Welcome to Artful Weekend, our new weekly listing of area art happenings! Check it out every Friday for fun and interesting exhibits and events occurring throughout the DMV. Share your experience at these and other weekend art destinations by tagging us (@theartleague) and including the hashtag #artfulweekend on social media.
This weekend: Exhibits to kick off Black History Month, D.C.’s punk scene in photos, Contemporary Iran through the lens of women, and more!

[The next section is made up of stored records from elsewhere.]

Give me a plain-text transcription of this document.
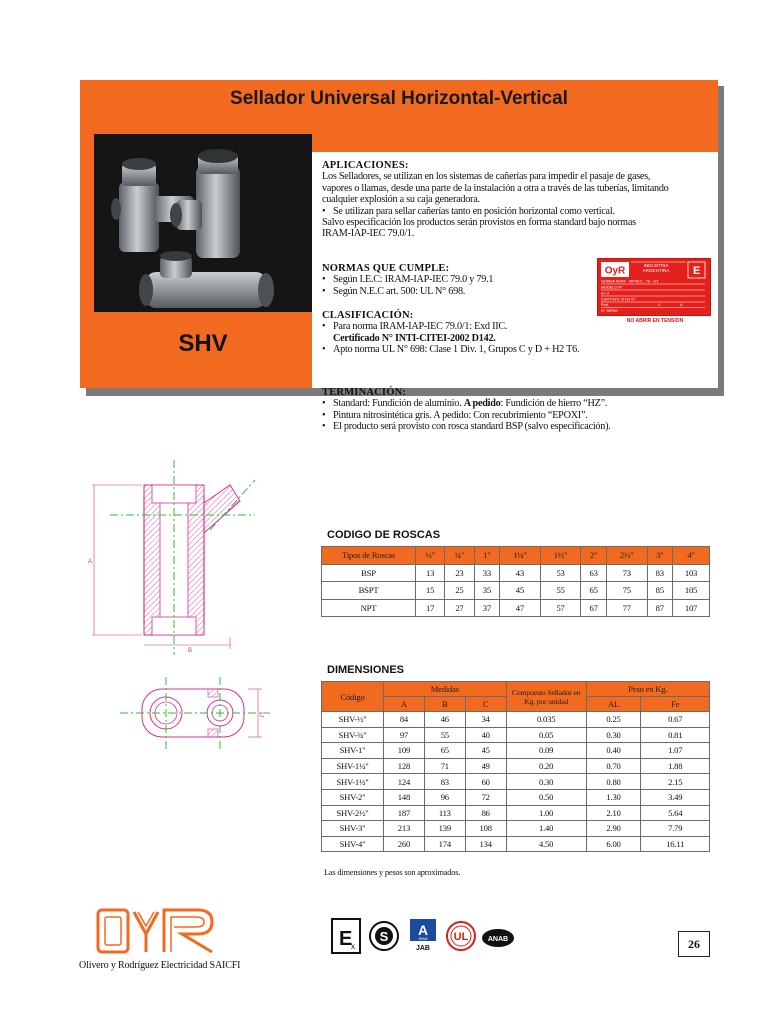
Sellador Universal Horizontal-Vertical
SHV
APLICACIONES:
Los Selladores, se utilizan en los sistemas de cañerías para impedir el pasaje de gases,
vapores o llamas, desde una parte de la instalación a otra a través de las tuberías, limitando
cualquier explosión a su caja generadora.
• Se utilizan para sellar cañerías tanto en posición horizontal como vertical.
Salvo especificación los productos serán provistos en forma standard bajo normas
IRAM-IAP-IEC 79.0/1.
NORMAS QUE CUMPLE:
• Según I.E.C: IRAM-IAP-IEC 79.0 y 79.1
• Según N.E.C art. 500: UL N° 698.
CLASIFICACIÓN:
• Para norma IRAM-IAP-IEC 79.0/1: Exd IIC.
Certificado N° INTI-CITEI-2002 D142.
• Apto norma UL N° 698: Clase 1 Div. 1, Grupos C y D + H2 T6.
TERMINACIÓN:
• Standard: Fundición de aluminio. A pedido: Fundición de hierro “HZ”.
• Pintura nitrosintética gris. A pedido: Con recubrimiento “EPOXI”.
• El producto será provisto con rosca standard BSP (salvo especificación).
OyR	INDUSTRIA
ARGENTINA E
NORMA IRAM - IAP/IEC - 79 - 0/1
MODELO N°
Ex-d
CERT INTI CITEI N°
Prot.	V	A
N° SERIE
NO ABRIR EN TENSION
A
B
C
CODIGO DE ROSCAS
Tipos de Roscas	½"	¾"	1"	1¼"	1½"	2"	2½"	3"	4"
BSP	13	23	33	43	53	63	73	83	103
BSPT	15	25	35	45	55	65	75	85	105
NPT	17	27	37	47	57	67	77	87	107
DIMENSIONES
Código	Medidas			Compuesto Sellador en Kg. por unidad	Peso en Kg.	
	A	B	C		AL	Fe
SHV-½"	84	46	34	0.035	0.25	0.67
SHV-¾"	97	55	40	0.05	0.30	0.81
SHV-1"	109	65	45	0.09	0.40	1.07
SHV-1¼"	128	71	49	0.20	0.70	1.88
SHV-1½"	124	83	60	0.30	0.80	2.15
SHV-2"	148	96	72	0.50	1.30	3.49
SHV-2½"	187	113	86	1.00	2.10	5.64
SHV-3"	213	139	108	1.40	2.90	7.79
SHV-4"	260	174	134	4.50	6.00	16.11
Las dimensiones y pesos son aproximados.
Olivero y Rodríguez Electricidad SAICFI
E
x
S A
IRAM
JAB
UL	ANAB	26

Romare Bearden: Artist as Activist & Visionary
Literature, history, the Bible, and jazz were among the inspirations that informed Romare Bearden’s thought provoking depictions of the African American experience. Artist as Activist & Visionary, an exhibition of more than forty-five of his collages, watercolors, drawings, prints, and editorial cartoons, examines how he also used art to agitate for change; on view through May 1 at The David C. Driskell Center, 1214 Cole Student Activities Bldg. University of Maryland, College Park, MD.
Delita Martin: Calling Down the Spirits
Past and present generations intersect in Delita Martin’s monumental prints, onto which she paints, draws, sews, and collages elements of African tradition and personal memory; on view through April 19 at the National Museum for Women in the Arts, 1250 New York Avenue, NW.
Present Tense: DC Punk and DIY, Right Now
If you thought DC’s punk, hardcore and DIY music scene was dead, think again. Music and documentary photographer Farrah Skeiky maintains the genre’s relevance in a series of photographs that documents and celebrates its continued vitality; through February 29 at Transformer, 1404 P Street, NW.
Carved in Stone, Painted With Light
This Zenith Gallery exhibit features works by three artists: sculptor David Therriault, who utilizes reclaimed stones in his creations; abstract artist Carolyn Goodridge whose abstracted landscapes evoke nature’s elements; and Hubert Jackson’s color-saturated renderings of memorable people and places; on view through April 4 at Zenith Gallery, 1111 Pennsylvania Avenue, NW.
My Iran: Six Woman Photographers
In My Iran, photographers Newsha Tavakolian, Shadi Ghadirian, Malekeh Nayiny, Gohar Dashti, and Mitra Tabrizian turn a lens on their homeland to explore themes of memory, loss, and exile, but also of defiance and hope; on view through February 9 at the Arthur M. Sackler Gallery, 1050 Independence Avenue, SW.